I have a generic with some filenames (LIST1) and another biggeneric with a full list of names (LIST2).
I need to match names from LIST1 to similar ones in LIST2. For example
LIST1
- **MAIZE_SLIP_QUANTITY_3_9.1.aif**
LIST 2
1- TUTORIAL_FAILURE_CLINCH_4.1.aif
2- **MAIZE_SLIP_QUANTITY_3_5.1.aif**
3- **MAIZE_SLIP_QUANTITY_3_9.2.aif**
4- TUTORIAL_FAILURE_CLINCH_5.1.aif
5- TUTORIAL_FAILURE_CLINCH_6.1.aif
6- TUTORIAL_FAILURE_CLINCH_7.1.aif
7- TUTORIAL_FAILURE_CLINCH_8.1.aif
8- TUTORIAL_FAILURE_CLINCH_9.1.aif
9- TUTORIAL_FAILURE_PUSH_4.1.aif
I’ve read about Levenshtein distance and used an implementation of it in a Framework (SignumFramework Utilities).

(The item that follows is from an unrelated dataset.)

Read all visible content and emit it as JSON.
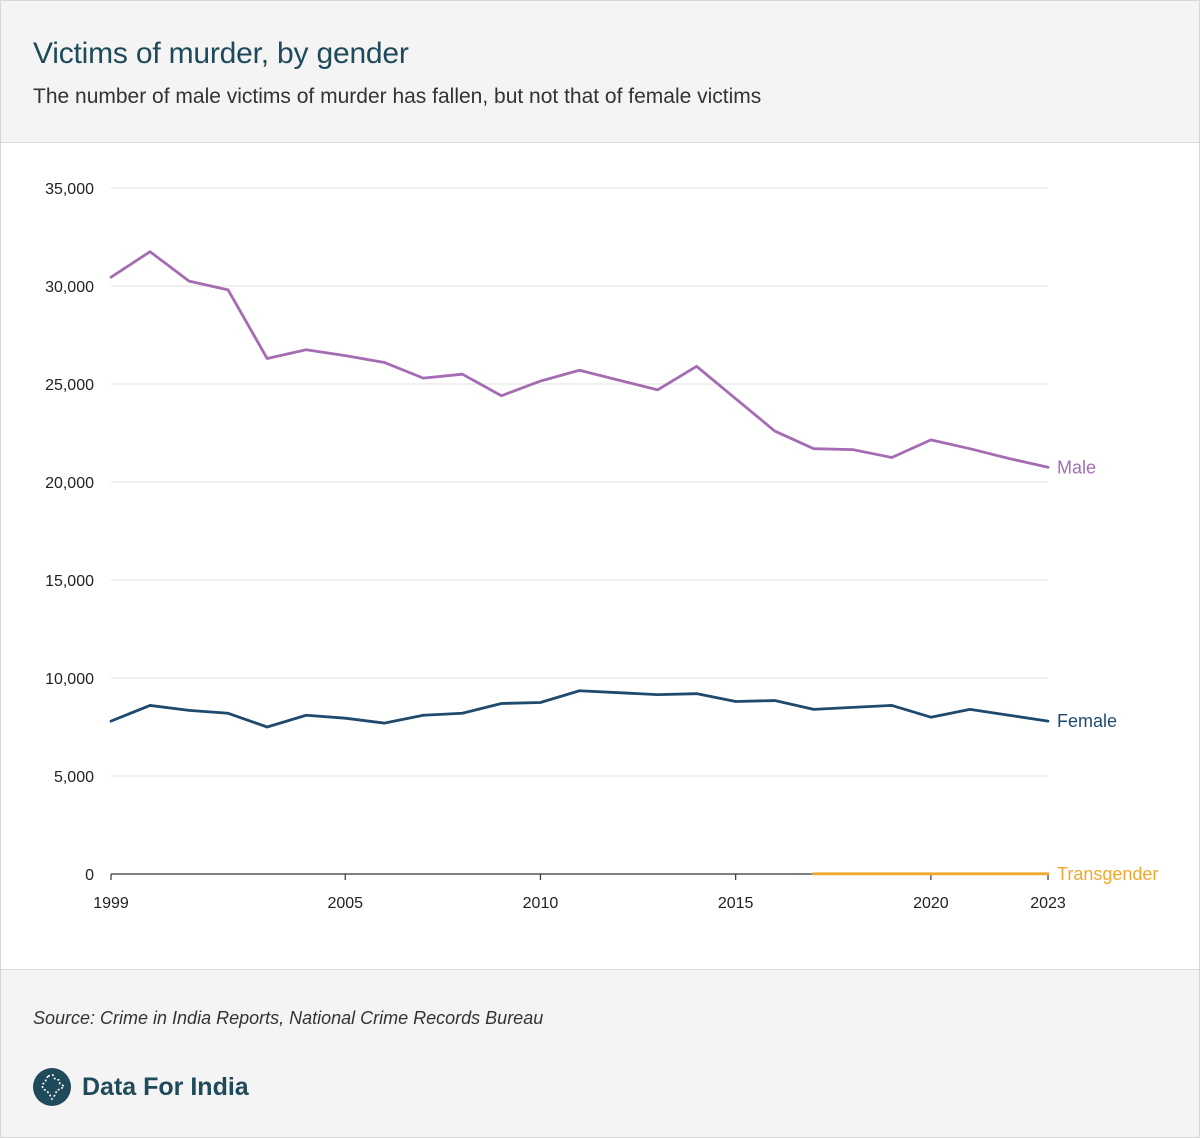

It returns me distance=1 in lines 2 and 3. But in my case line 3 is a better match than line 2.
Is there another method better to compare similar strings? Something more flexible?
When comparing as strings, “9.2” is not a better match than “5.1” for “9.1”. If you want the version numbers to be evaluated numerically, you have to parse the strings so that you can compare the string parts and the numerical parts separately.